There is something wondrous about inhabited farms, even though the fields are cultivated and cows graze in the pasture in summer.
There is such a farm some kilometres from our farm, isolated up between high hills in the middle of a big forest. The view is stunning, enabling you to see firs and pines along the horizon far away. The access road is long and winding, ending in a peaceful dirt road some kilomteres from the main road. In the winter when the farm is completely abandoned, the feeling of loneliness becomes manifest, the dark small rooms with dusty furniture, the windows covered with frost, and the lack of footprints in the snow.

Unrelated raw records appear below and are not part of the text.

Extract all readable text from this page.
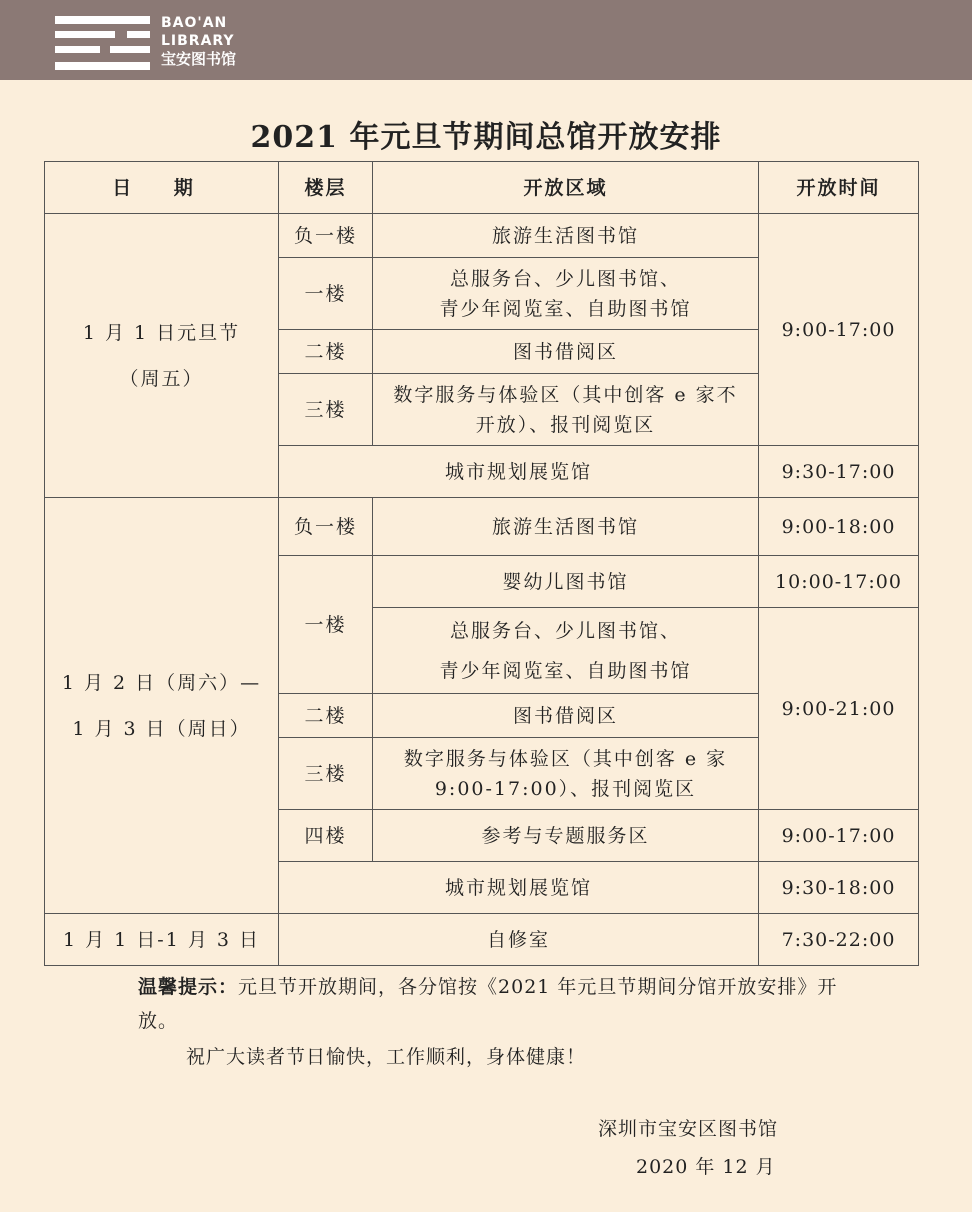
BAO'AN
LIBRARY
宝安图书馆
2021 年元旦节期间总馆开放安排
日 期	楼层	开放区域	开放时间

1 月 1 日元旦节
（周五）	负一楼	旅游生活图书馆	9:00-17:00
	一楼	总服务台、少儿图书馆、
青少年阅览室、自助图书馆	

	二楼	图书借阅区	
	三楼	数字服务与体验区（其中创客 e 家不
开放）、报刊阅览区	

	城市规划展览馆		9:30-17:00

1 月 2 日（周六）—
1 月 3 日（周日）	负一楼	旅游生活图书馆	9:00-18:00
	一楼	婴幼儿图书馆	10:00-17:00

		总服务台、少儿图书馆、
青少年阅览室、自助图书馆	9:00-21:00
	二楼	图书借阅区	
	三楼	数字服务与体验区（其中创客 e 家
9:00-17:00）、报刊阅览区	

	四楼	参考与专题服务区	9:00-17:00
	城市规划展览馆		9:30-18:00
1 月 1 日-1 月 3 日	自修室		7:30-22:00
温馨提示：元旦节开放期间，各分馆按《2021 年元旦节期间分馆开放安排》开放。
祝广大读者节日愉快，工作顺利，身体健康！
深圳市宝安区图书馆
2020 年 12 月
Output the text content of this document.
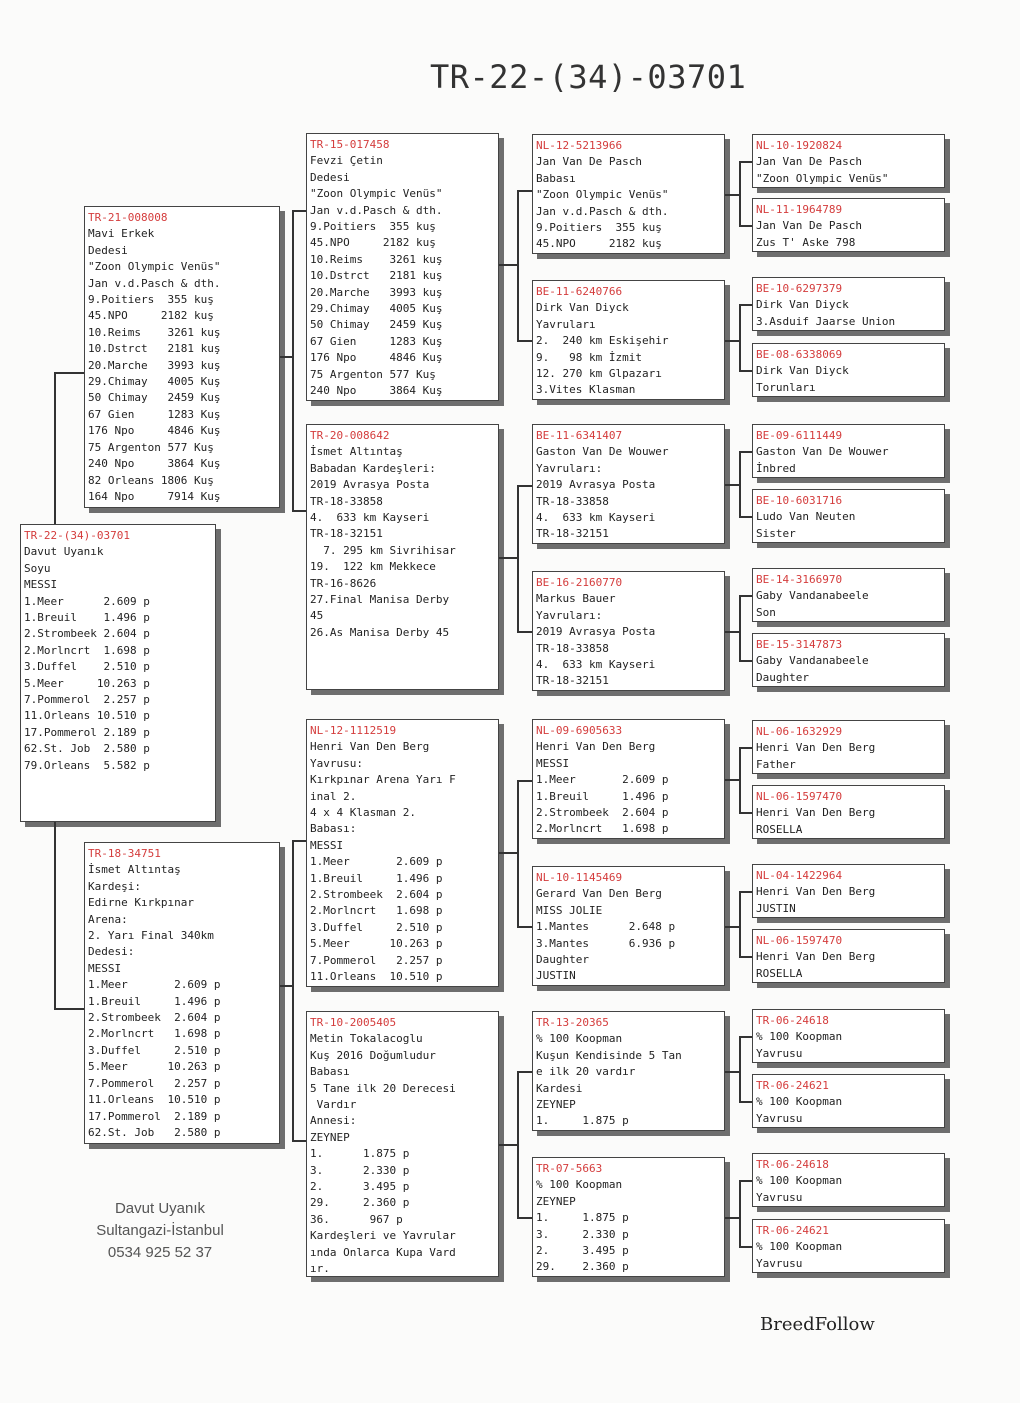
TR-22-(34)-03701
TR-22-(34)-03701
Davut Uyanık
Soyu
MESSI
1.Meer      2.609 p
1.Breuil    1.496 p
2.Strombeek 2.604 p
2.Morlncrt  1.698 p
3.Duffel    2.510 p
5.Meer     10.263 p
7.Pommerol  2.257 p
11.Orleans 10.510 p
17.Pommerol 2.189 p
62.St. Job  2.580 p
79.Orleans  5.582 p
TR-21-008008
Mavi Erkek
Dedesi
"Zoon Olympic Venüs"
Jan v.d.Pasch & dth.
9.Poitiers  355 kuş
45.NPO     2182 kuş
10.Reims    3261 kuş
10.Dstrct   2181 kuş
20.Marche   3993 kuş
29.Chimay   4005 Kuş
50 Chimay   2459 Kuş
67 Gien     1283 Kuş
176 Npo     4846 Kuş
75 Argenton 577 Kuş
240 Npo     3864 Kuş
82 Orleans 1806 Kuş
164 Npo     7914 Kuş
TR-18-34751
İsmet Altıntaş
Kardeşi:
Edirne Kırkpınar
Arena:
2. Yarı Final 340km
Dedesi:
MESSI
1.Meer       2.609 p
1.Breuil     1.496 p
2.Strombeek  2.604 p
2.Morlncrt   1.698 p
3.Duffel     2.510 p
5.Meer      10.263 p
7.Pommerol   2.257 p
11.Orleans  10.510 p
17.Pommerol  2.189 p
62.St. Job   2.580 p
TR-15-017458
Fevzi Çetin
Dedesi
"Zoon Olympic Venüs"
Jan v.d.Pasch & dth.
9.Poitiers  355 kuş
45.NPO     2182 kuş
10.Reims    3261 kuş
10.Dstrct   2181 kuş
20.Marche   3993 kuş
29.Chimay   4005 Kuş
50 Chimay   2459 Kuş
67 Gien     1283 Kuş
176 Npo     4846 Kuş
75 Argenton 577 Kuş
240 Npo     3864 Kuş
TR-20-008642
İsmet Altıntaş
Babadan Kardeşleri:
2019 Avrasya Posta
TR-18-33858
4.  633 km Kayseri
TR-18-32151
7. 295 km Sivrihisar
19.  122 km Mekkece
TR-16-8626
27.Final Manisa Derby
45
26.As Manisa Derby 45
NL-12-1112519
Henri Van Den Berg
Yavrusu:
Kırkpınar Arena Yarı F
inal 2.
4 x 4 Klasman 2.
Babası:
MESSI
1.Meer       2.609 p
1.Breuil     1.496 p
2.Strombeek  2.604 p
2.Morlncrt   1.698 p
3.Duffel     2.510 p
5.Meer      10.263 p
7.Pommerol   2.257 p
11.Orleans  10.510 p
TR-10-2005405
Metin Tokalacoglu
Kuş 2016 Doğumludur
Babası
5 Tane ilk 20 Derecesi
Vardır
Annesi:
ZEYNEP
1.      1.875 p
3.      2.330 p
2.      3.495 p
29.     2.360 p
36.      967 p
Kardeşleri ve Yavrular
ında Onlarca Kupa Vard
ır.
NL-12-5213966
Jan Van De Pasch
Babası
"Zoon Olympic Venüs"
Jan v.d.Pasch & dth.
9.Poitiers  355 kuş
45.NPO     2182 kuş
BE-11-6240766
Dirk Van Diyck
Yavruları
2.  240 km Eskişehir
9.   98 km İzmit
12. 270 km Glpazarı
3.Vites Klasman
BE-11-6341407
Gaston Van De Wouwer
Yavruları:
2019 Avrasya Posta
TR-18-33858
4.  633 km Kayseri
TR-18-32151
BE-16-2160770
Markus Bauer
Yavruları:
2019 Avrasya Posta
TR-18-33858
4.  633 km Kayseri
TR-18-32151
NL-09-6905633
Henri Van Den Berg
MESSI
1.Meer       2.609 p
1.Breuil     1.496 p
2.Strombeek  2.604 p
2.Morlncrt   1.698 p
NL-10-1145469
Gerard Van Den Berg
MISS JOLIE
1.Mantes      2.648 p
3.Mantes      6.936 p
Daughter
JUSTIN
TR-13-20365
% 100 Koopman
Kuşun Kendisinde 5 Tan
e ilk 20 vardır
Kardesi
ZEYNEP
1.     1.875 p
TR-07-5663
% 100 Koopman
ZEYNEP
1.     1.875 p
3.     2.330 p
2.     3.495 p
29.    2.360 p
NL-10-1920824
Jan Van De Pasch
"Zoon Olympic Venüs"
NL-11-1964789
Jan Van De Pasch
Zus T' Aske 798
BE-10-6297379
Dirk Van Diyck
3.Asduif Jaarse Union
BE-08-6338069
Dirk Van Diyck
Torunları
BE-09-6111449
Gaston Van De Wouwer
İnbred
BE-10-6031716
Ludo Van Neuten
Sister
BE-14-3166970
Gaby Vandanabeele
Son
BE-15-3147873
Gaby Vandanabeele
Daughter
NL-06-1632929
Henri Van Den Berg
Father
NL-06-1597470
Henri Van Den Berg
ROSELLA
NL-04-1422964
Henri Van Den Berg
JUSTIN
NL-06-1597470
Henri Van Den Berg
ROSELLA
TR-06-24618
% 100 Koopman
Yavrusu
TR-06-24621
% 100 Koopman
Yavrusu
TR-06-24618
% 100 Koopman
Yavrusu
TR-06-24621
% 100 Koopman
Yavrusu
Davut Uyanık
Sultangazi-İstanbul
0534 925 52 37
BreedFollow
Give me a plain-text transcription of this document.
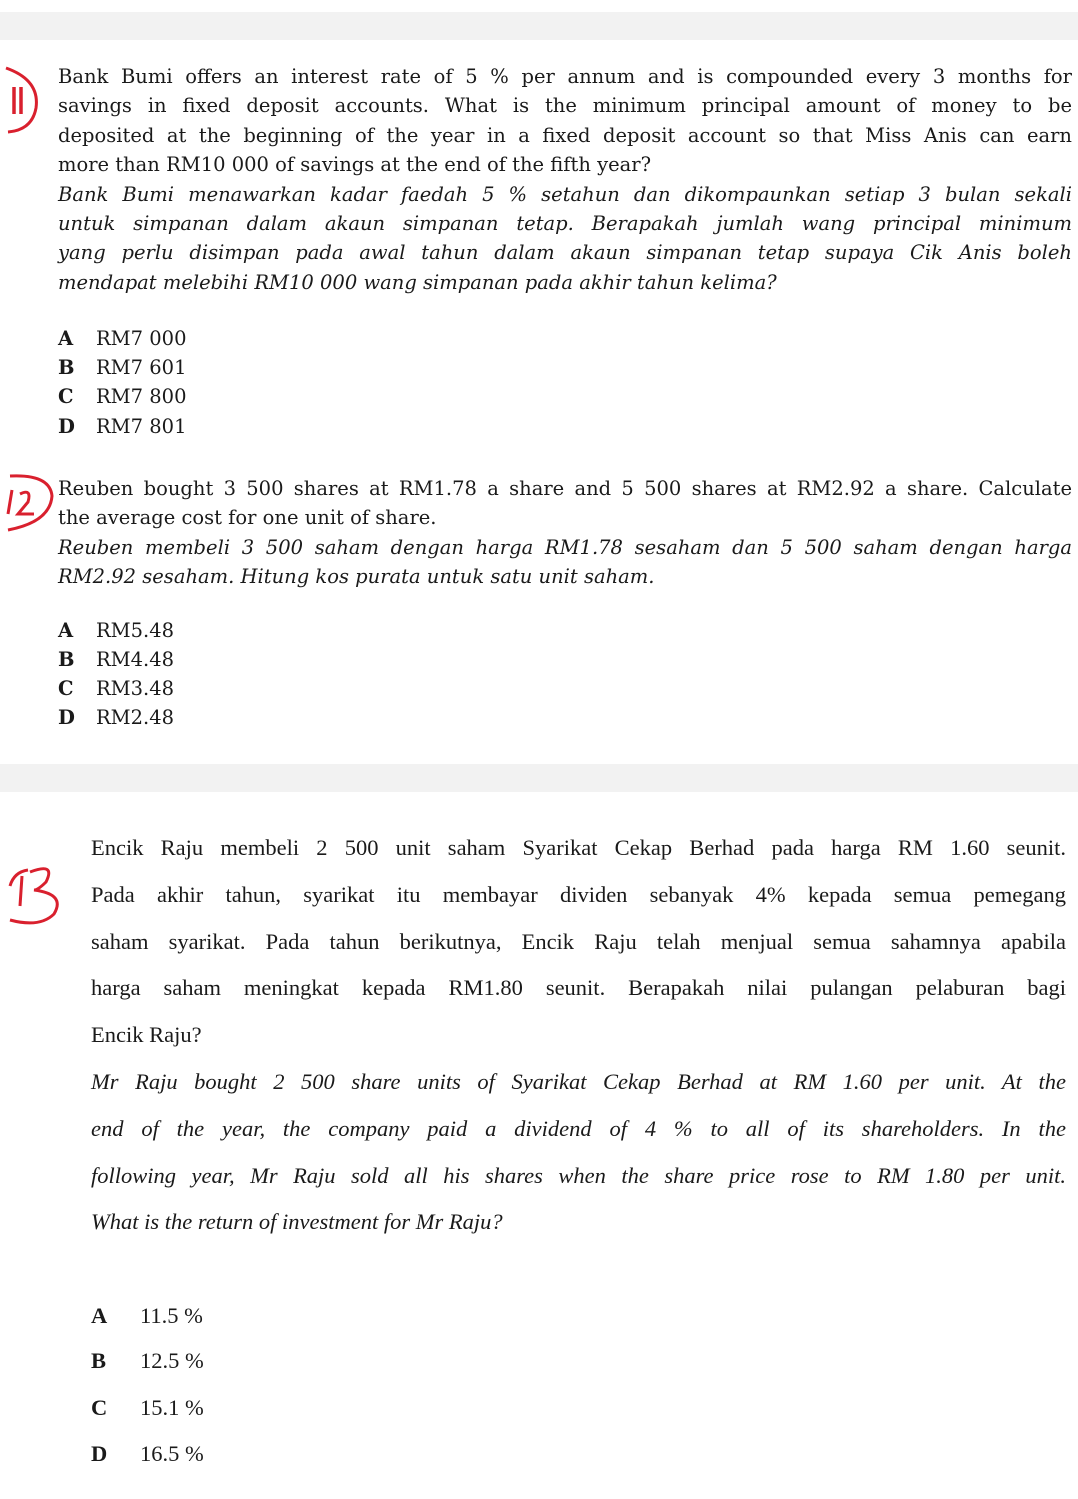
Bank Bumi offers an interest rate of 5 % per annum and is compounded every 3 months for
savings in fixed deposit accounts. What is the minimum principal amount of money to be
deposited at the beginning of the year in a fixed deposit account so that Miss Anis can earn
more than RM10 000 of savings at the end of the fifth year?
Bank Bumi menawarkan kadar faedah 5 % setahun dan dikompaunkan setiap 3 bulan sekali
untuk simpanan dalam akaun simpanan tetap. Berapakah jumlah wang principal minimum
yang perlu disimpan pada awal tahun dalam akaun simpanan tetap supaya Cik Anis boleh
mendapat melebihi RM10 000 wang simpanan pada akhir tahun kelima?
A	RM7 000
B	RM7 601
C	RM7 800
D	RM7 801
Reuben bought 3 500 shares at RM1.78 a share and 5 500 shares at RM2.92 a share. Calculate
the average cost for one unit of share.
Reuben membeli 3 500 saham dengan harga RM1.78 sesaham dan 5 500 saham dengan harga
RM2.92 sesaham. Hitung kos purata untuk satu unit saham.
A	RM5.48
B	RM4.48
C	RM3.48
D	RM2.48
Encik Raju membeli 2 500 unit saham Syarikat Cekap Berhad pada harga RM 1.60 seunit.
Pada akhir tahun, syarikat itu membayar dividen sebanyak 4% kepada semua pemegang
saham syarikat. Pada tahun berikutnya, Encik Raju telah menjual semua sahamnya apabila
harga saham meningkat kepada RM1.80 seunit. Berapakah nilai pulangan pelaburan bagi
Encik Raju?
Mr Raju bought 2 500 share units of Syarikat Cekap Berhad at RM 1.60 per unit. At the
end of the year, the company paid a dividend of 4 % to all of its shareholders. In the
following year, Mr Raju sold all his shares when the share price rose to RM 1.80 per unit.
What is the return of investment for Mr Raju?
A	11.5 %
B	12.5 %
C	15.1 %
D	16.5 %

For about 50 years ago a brother and his sister lived there. Too humble a life for many I think. They worked the fields, cared for their animals, seemingly contented with each other’s company, growing old together. Their life changed suddenly when a fire broke out and completely destroyed their home. History and future burnt to ashes.
The only thing that now remains of their home is the ground and the doorstep, nothing else, except for the small adjoining buildings, tells about the home in which they grew up, lived and grew older. Too old to start afresh they moved, still together, hired a house and lived there until they moved to an elderly home. The sister died first. The brother followed her some years after. Their life is as unknown, as their home, untalked of, unimportant to this fast, efficient society. I think though that they are together now, much happier, in joy, their friendship and goodness having an eternal value.
Standing there breathing the atmosphere of silence wanting to revive the farm, but at the same time filled with fascination for its sleep, I realise my own mortality, my own limitation, well aware of that my wish never will be realised. But to be a guest, though uninvited, has its charm, enjoying the peace and the beauty, free to imagine what could have been.